Some of the popular ones include Classification And Regression Training (CARET), Data Explorer, Dplyr, Ggplot2, mlr3, Xgboost, Superml randomForest, e1071, and many others. Companies using R include Amazon, Google, Flipkart, Firefox, LinkedIn, ANZ, Accenture, Infosys, etc.
C++ is another great and popular option for machine learning and artificial intelligence. You can use libraries such as Caffe, Microsoft Cognitive Toolkit, MLPack, Shark, Gesture Recognition Toolkit (GRT), and many others.

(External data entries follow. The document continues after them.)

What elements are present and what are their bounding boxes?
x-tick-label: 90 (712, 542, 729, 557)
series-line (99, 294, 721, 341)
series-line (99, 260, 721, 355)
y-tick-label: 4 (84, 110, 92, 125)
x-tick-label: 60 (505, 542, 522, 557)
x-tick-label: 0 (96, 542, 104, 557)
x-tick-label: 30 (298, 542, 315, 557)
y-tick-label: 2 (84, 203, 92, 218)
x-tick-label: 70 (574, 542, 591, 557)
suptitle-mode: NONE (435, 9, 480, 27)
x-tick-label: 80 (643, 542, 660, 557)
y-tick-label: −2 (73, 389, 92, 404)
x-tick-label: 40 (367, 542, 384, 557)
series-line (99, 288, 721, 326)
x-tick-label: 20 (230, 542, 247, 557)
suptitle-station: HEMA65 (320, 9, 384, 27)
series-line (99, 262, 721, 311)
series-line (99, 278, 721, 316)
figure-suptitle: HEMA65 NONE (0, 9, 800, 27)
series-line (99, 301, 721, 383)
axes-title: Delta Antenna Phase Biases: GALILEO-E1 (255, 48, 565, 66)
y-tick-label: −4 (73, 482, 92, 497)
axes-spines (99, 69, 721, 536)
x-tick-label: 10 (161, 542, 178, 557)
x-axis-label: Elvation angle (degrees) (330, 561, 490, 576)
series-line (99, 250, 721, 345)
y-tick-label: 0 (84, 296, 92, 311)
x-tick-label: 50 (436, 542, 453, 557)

These libraries are helpful for deep learning, artificial neural networks, classification, regression, forecasting, linear and non-linear optimization, algorithm development, and more.
Java has a lot of libraries for machine learning. Some of the popular libraries include Weka, Apache Mahout, Deeplearning4j, Mallet, Spark MLlib, JSAT, Encog Machine Learning Framework, JavaML, Massive Online Analysis (MOA), and many others.
These libraries are helpful for deep learning, classification, artificial neural networks, regression, forecasting, clustering, association rules, recommendation, and more.
It can be seen that even though PHP can be used for machine learning and artificial intelligence, it is not better suited for the task. There are very few PHP-based machine learning libraries and resources to work with.
In order to effectively work on machine learning projects, programming languages such as Python, Julia, R, MATLAB, C++, Java, or C# are preferred over PHP.